"Ama benimle yaşayabiliyordun. Şimdi ne değişti?" Hesap sorarcasına konuşurken Samuel gözleri devrik bir şekilde başını kaldırıp gözlerini ilk önce Jungkook'a sonra bana dikmişti.

"Suçlusu ben miyim?" dedi Jungkook alayla konuşup gülerek. Samuel boşver dercesine elini havada salladığında gülmüştüm.

"Chanyeol hyung nerede?" Jungkook yerinde hareketlendiğinde iki kolunuda etrafıma sararak beni kendisine çekmişti. Sırtımı göğsüne yasladığımda birleştirdiği ellerinin üstünden öpüp geri çekildim.

"Grupça işleri varmış," dedi Mina gözlerini ovalarken. "Bir şeyler anlattı ama çok uykuluydum."

"Kayıt yapacaklardır," diye mırıldandı Jungkook.

"Sunumum var." Başımı arkaya doğru Jungkook'a yaslayarak sızlandım. "Bay Choi yine tüm ders tutacak. Akşam yemeğine iddiasına giren?"

"Sen şimdi iddiayı falan bırakta," Mina öne doğru çıkarak konuştu. Gözlerini Samuel'e dikerek mırıldandı. "Bu bir bok yedi." Samuel'e ters ters bakarken uykusu tamamen açılmış gibiydi.

"Ne yaptın?" dedim merakla.

"Güzel bir kadınla bir gece geçirdim." Samuel telefonuna bakarak mırıldanırken gözlerim şaşkınlıkla açılmıştı.

"Ne?" dedim seslice. "Niel?" Samuel olumsuzca başını sallarken, Jungkook'un kollarının arasından ayrılıp öne doğru atılarak kafasına hızlıca vurmuştum. "Aldattın mı?"

"Ya kızım eline mikrofon falan da istiyor musun?" Samuel yavaşça etrafına bakarken gözlerini bana dikmişti. "Sarhoştum diye bir bahanenin arkasına sığınmayacağım. O an içimden onu yapmak geldi ve yaptım. Evet pişmanım ama olan bu."

"Niel'e olan aşkın mı köreldi? Bu siktiri boktan aldatma olayının altında başka sebepler mi var? Samuel en yakın arkadaşımsın falan da götlük yapmışsın." Samuel uzun bir süre tepkisizce yüzüme bakarken ikimizin yüzünde oluşan hayal kırıklığını 100 metre öteden gören herkes anlayabilirdi.

"Peki ne yapmayı düşünüyorsun?" Jungkook sorusunu Samuel'e yönlendirirken, Samuel gözlerini Jungkook'a çevirdi.

"Niel'e söyleyemeyi düşünüyorum yani tabi bu şekilde devam edecek kadar göt değilim. Jungkook seninle erkek erkeğe konuşabilir miyiz?" Jungkook başıyla onaylarken Samuel gözlerini Mina ve benim aramda gezdirirken gözlerini devirmişti.

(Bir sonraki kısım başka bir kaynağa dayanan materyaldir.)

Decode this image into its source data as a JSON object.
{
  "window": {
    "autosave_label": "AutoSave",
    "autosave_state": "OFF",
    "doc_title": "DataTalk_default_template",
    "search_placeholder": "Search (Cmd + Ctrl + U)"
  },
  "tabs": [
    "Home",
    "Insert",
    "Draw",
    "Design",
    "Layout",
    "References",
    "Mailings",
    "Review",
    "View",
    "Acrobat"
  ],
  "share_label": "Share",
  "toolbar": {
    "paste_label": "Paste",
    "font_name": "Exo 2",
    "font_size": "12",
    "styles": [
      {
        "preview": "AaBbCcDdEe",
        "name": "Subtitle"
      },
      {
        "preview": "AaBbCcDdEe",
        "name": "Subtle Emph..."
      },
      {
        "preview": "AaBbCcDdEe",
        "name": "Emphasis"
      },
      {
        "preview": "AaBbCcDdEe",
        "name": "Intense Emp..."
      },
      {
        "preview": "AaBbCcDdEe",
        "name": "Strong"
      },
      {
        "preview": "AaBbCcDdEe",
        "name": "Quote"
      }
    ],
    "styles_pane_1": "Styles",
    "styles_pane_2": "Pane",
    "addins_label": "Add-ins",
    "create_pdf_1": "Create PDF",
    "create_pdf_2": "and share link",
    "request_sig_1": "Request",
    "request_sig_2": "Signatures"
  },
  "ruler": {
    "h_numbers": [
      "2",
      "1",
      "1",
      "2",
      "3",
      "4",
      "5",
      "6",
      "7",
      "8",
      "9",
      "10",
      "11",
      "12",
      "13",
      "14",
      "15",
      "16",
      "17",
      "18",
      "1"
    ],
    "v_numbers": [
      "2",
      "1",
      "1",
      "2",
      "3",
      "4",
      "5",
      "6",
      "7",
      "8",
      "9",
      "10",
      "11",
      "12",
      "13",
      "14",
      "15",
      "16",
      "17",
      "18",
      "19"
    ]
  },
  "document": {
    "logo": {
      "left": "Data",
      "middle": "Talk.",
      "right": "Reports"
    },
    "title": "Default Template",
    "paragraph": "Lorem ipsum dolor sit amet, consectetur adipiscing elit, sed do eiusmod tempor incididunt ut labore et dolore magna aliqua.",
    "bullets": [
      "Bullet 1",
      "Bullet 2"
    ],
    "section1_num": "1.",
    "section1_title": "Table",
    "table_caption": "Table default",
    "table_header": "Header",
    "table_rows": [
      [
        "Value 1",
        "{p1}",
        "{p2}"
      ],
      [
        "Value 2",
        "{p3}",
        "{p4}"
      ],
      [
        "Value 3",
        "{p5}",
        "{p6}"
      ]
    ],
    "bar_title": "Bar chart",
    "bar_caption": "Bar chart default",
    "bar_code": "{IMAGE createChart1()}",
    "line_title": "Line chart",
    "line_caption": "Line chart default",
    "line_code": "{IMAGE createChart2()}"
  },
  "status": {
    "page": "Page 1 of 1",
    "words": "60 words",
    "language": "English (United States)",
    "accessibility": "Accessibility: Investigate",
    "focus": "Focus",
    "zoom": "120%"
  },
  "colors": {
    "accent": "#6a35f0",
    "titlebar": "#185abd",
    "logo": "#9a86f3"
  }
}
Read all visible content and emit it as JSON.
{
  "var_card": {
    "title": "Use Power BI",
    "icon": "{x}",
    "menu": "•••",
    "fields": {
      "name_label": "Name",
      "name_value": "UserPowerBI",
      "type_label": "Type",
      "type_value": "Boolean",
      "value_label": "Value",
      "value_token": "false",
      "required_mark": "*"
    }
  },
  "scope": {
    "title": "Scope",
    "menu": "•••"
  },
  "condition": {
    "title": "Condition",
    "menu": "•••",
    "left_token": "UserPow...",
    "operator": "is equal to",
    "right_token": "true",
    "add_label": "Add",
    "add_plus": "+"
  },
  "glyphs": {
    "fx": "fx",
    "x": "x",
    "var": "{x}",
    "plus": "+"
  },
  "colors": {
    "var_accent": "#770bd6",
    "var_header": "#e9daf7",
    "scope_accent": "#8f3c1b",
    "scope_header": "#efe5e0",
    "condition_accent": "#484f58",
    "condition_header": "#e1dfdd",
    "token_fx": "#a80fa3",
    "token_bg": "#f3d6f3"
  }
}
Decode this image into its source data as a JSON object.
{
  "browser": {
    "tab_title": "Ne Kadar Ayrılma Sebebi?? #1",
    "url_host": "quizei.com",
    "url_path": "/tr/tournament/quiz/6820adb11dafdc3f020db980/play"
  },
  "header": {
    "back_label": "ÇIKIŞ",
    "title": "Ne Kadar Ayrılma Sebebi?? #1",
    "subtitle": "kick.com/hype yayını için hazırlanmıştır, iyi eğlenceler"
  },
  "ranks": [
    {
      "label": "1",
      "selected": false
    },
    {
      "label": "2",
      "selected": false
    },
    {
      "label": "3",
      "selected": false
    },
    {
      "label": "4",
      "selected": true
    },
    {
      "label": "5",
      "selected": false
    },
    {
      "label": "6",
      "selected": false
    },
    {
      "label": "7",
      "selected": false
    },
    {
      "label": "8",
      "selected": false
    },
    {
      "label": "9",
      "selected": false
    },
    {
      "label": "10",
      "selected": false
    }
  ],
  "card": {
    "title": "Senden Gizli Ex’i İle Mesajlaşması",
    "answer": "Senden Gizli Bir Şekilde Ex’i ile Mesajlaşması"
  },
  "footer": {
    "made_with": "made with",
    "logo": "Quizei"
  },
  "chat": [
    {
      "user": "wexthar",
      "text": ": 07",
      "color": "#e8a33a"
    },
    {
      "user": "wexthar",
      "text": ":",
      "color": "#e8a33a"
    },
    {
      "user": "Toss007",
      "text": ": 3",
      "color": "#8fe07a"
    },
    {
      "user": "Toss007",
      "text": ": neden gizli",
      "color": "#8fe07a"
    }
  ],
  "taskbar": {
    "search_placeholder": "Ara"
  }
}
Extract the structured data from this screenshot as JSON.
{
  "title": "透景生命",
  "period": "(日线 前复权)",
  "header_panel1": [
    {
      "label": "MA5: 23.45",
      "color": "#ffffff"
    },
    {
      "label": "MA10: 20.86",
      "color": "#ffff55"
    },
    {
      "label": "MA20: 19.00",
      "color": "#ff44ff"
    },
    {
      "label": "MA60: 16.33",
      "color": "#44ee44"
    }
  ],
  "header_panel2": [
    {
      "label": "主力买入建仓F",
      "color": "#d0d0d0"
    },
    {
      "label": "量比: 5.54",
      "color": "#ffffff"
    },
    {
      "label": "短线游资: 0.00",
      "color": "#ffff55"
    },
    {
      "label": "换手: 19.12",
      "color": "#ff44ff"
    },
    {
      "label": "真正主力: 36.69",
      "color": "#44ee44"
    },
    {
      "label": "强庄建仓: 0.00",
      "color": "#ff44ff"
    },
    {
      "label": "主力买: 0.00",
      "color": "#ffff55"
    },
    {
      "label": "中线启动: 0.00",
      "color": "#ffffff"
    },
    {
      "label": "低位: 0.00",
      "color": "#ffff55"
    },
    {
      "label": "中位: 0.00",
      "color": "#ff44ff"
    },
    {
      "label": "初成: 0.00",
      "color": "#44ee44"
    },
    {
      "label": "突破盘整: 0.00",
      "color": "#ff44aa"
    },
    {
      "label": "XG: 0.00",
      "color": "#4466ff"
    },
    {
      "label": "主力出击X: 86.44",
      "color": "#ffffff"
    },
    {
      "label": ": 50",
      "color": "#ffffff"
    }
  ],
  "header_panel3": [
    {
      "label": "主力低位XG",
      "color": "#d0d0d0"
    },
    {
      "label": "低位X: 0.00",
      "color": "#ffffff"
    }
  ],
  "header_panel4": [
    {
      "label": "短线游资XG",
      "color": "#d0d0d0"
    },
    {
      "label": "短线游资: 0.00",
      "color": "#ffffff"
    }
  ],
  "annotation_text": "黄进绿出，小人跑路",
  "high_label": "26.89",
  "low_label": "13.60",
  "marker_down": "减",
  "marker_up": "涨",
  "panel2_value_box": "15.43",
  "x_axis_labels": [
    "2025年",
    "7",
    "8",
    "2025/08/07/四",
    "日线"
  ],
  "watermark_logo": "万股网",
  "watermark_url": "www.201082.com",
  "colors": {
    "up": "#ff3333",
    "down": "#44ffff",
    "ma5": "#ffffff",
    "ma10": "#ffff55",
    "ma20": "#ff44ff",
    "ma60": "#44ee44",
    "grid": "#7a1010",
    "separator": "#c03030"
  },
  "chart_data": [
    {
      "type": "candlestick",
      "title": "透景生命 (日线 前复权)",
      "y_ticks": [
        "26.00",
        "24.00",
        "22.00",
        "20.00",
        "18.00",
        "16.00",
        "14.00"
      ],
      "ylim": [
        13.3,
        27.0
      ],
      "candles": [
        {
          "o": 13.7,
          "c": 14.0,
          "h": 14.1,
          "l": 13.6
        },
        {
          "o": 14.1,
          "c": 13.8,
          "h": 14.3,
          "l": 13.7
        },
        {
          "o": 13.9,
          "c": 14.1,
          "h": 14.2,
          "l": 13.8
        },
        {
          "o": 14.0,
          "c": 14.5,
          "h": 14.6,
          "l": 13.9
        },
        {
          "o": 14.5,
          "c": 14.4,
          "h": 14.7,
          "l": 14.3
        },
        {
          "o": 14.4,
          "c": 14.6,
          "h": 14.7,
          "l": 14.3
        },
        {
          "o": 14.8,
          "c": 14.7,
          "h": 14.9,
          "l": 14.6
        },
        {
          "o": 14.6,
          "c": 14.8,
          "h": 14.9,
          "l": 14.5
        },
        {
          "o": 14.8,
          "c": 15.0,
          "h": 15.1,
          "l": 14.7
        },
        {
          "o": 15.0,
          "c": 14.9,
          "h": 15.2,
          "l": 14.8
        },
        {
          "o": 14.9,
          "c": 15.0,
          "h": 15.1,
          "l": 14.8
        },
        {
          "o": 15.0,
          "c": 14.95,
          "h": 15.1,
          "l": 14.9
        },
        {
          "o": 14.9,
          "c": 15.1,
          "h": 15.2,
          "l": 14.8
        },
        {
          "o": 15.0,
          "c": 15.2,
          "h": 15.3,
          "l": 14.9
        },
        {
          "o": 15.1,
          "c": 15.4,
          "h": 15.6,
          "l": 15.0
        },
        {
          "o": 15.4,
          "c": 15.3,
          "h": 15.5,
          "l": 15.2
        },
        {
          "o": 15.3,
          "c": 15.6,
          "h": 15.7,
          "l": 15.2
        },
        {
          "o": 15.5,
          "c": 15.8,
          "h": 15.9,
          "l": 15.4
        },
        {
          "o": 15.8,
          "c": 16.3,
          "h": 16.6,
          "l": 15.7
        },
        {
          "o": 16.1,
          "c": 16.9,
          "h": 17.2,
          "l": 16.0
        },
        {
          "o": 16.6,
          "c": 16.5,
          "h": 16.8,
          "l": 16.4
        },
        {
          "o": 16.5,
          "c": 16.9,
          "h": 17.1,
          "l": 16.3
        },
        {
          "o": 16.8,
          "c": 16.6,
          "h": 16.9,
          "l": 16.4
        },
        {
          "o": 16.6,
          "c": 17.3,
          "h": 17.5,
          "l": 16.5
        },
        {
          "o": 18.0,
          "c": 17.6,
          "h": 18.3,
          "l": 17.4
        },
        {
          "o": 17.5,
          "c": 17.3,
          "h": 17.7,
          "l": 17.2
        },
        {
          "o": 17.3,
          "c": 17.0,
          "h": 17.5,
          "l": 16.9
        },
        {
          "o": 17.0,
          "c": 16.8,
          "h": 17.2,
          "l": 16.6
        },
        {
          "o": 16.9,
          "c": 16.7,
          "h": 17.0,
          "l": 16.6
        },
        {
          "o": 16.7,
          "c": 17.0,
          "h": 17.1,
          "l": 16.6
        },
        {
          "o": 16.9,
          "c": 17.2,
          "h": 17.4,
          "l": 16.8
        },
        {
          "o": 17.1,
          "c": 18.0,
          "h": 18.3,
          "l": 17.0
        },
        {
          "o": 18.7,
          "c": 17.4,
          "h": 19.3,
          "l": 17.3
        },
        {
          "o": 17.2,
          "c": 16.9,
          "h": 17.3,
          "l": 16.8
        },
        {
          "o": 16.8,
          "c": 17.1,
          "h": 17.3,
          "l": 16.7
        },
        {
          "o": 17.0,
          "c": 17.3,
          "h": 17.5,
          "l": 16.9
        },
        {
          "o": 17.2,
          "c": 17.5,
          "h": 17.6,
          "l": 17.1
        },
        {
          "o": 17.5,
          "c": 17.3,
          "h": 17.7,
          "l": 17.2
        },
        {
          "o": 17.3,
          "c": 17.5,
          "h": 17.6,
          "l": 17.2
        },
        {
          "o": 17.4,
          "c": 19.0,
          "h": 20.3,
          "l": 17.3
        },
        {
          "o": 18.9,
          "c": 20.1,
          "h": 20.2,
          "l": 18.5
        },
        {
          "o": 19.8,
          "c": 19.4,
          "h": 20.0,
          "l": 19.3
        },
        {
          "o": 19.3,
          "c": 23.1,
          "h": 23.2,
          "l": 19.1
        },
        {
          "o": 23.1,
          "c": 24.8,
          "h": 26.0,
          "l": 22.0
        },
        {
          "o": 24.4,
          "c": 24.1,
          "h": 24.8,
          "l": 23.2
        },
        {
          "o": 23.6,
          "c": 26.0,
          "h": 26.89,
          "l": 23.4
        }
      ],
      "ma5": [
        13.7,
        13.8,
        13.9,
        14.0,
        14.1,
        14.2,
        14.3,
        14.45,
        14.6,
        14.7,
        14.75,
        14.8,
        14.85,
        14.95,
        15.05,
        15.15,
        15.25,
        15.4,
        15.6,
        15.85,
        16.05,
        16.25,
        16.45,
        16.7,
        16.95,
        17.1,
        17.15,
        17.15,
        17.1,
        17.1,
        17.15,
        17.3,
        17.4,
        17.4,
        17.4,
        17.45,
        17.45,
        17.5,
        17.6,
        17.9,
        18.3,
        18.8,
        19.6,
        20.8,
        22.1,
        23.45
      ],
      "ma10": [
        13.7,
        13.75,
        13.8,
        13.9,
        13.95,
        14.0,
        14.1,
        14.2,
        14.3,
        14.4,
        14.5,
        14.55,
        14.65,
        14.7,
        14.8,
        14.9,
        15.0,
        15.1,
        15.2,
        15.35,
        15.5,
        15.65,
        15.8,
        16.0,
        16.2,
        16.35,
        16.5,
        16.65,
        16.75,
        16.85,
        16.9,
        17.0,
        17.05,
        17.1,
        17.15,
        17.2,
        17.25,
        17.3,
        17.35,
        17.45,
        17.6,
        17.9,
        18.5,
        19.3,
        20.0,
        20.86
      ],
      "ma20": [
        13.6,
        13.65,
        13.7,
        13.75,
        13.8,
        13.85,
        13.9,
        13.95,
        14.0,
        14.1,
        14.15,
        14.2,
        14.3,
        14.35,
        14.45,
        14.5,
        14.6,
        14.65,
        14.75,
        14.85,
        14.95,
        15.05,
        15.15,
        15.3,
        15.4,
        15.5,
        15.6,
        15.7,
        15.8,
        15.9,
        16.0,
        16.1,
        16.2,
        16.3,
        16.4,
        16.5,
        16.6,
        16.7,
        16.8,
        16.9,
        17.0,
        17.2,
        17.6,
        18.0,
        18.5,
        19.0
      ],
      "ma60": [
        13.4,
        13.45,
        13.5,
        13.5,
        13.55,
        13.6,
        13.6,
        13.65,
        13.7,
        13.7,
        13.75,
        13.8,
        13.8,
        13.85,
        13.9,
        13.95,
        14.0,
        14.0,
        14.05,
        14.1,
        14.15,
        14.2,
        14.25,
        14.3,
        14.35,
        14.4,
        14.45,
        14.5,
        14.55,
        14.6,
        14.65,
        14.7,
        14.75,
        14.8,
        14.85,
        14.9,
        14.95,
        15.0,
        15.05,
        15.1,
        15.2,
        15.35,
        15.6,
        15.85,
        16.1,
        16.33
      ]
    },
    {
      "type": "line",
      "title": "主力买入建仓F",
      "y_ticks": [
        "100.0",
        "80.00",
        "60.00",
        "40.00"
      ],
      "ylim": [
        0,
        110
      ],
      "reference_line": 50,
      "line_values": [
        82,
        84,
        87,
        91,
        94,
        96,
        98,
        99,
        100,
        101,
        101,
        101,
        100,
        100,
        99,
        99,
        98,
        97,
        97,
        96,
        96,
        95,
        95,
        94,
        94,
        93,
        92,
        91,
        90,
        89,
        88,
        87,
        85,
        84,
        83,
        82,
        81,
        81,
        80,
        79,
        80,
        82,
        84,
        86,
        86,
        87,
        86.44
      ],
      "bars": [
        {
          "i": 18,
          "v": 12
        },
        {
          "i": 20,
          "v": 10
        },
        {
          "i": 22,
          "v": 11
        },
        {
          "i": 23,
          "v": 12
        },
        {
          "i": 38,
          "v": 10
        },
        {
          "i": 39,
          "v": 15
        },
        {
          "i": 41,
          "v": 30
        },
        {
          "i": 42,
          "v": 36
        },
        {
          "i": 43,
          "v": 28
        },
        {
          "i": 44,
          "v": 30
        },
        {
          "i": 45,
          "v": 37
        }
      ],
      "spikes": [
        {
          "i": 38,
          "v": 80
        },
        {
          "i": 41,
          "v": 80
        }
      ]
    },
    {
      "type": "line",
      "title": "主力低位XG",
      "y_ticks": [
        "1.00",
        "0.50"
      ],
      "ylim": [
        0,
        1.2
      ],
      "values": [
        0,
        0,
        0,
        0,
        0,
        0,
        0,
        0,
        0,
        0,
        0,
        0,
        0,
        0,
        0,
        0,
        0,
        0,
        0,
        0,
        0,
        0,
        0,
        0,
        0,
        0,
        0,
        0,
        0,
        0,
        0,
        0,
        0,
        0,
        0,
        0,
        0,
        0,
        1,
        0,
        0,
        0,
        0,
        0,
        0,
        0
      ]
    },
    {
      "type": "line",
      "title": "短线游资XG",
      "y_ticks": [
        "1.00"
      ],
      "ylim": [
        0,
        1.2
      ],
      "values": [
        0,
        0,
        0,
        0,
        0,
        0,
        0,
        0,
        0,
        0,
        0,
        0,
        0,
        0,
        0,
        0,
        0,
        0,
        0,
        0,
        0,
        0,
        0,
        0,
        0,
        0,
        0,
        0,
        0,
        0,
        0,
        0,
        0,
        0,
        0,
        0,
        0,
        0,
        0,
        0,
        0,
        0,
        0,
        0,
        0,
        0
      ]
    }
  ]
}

"Neyin tavrı bu?" Mina merakla konuşurken onu onaylamıştım.

"Bizim anlayamayacağımızı falan mı düşünüyorsun?" Ardından bende konuştuğumda Samuel derin bir nefes alarak arkasına yaslanmıştı ve sessiz kalmıştı.

"Her neyse," dedi Mina yerinden yavaşça kalkarken. "Ben sınıfa gidiyorum." Mina bana baktığında onu başımla onaylamıştım.

"Seninle geleyim." Çantamı alırken Jungkook'a döndüm.

"Dersten sonra görüşürüz," diye mırıldanırken yanağımdan öpmüştü.

"Görüşürüz," deyip ben de ayaklandım ve Mina'yla beraber yanlarından ayrıldık.

"Samuel'in Niel konusunda ne kadar hassas olduğunu düşünen sadece ben miydim?" Olumsuzca başımı sallarken Mina'yı onaylamıştım.

"Hala daha hassas. Bilmiyorum erkeklik hormonu da deyip geçmek istemiyorum Mina ama Samuel bu." Mina derin bir nefes alırken sınıftan içeriye girmiştik. Üçlü sıraya otururken ikimiz de aynı anda başımızı masayla buluşturmuştuk.

"Senin nasıl gidiyor? Ufak kaçamağınız nasıldı?" Mina kocaman gülümsediğinde ben de gülmüştüm.

"Güzeldi," dedim mırıldanarak. "Nasıl anlatabilirim bilmiyorum ama gerçekten güzel zaman geçirdik."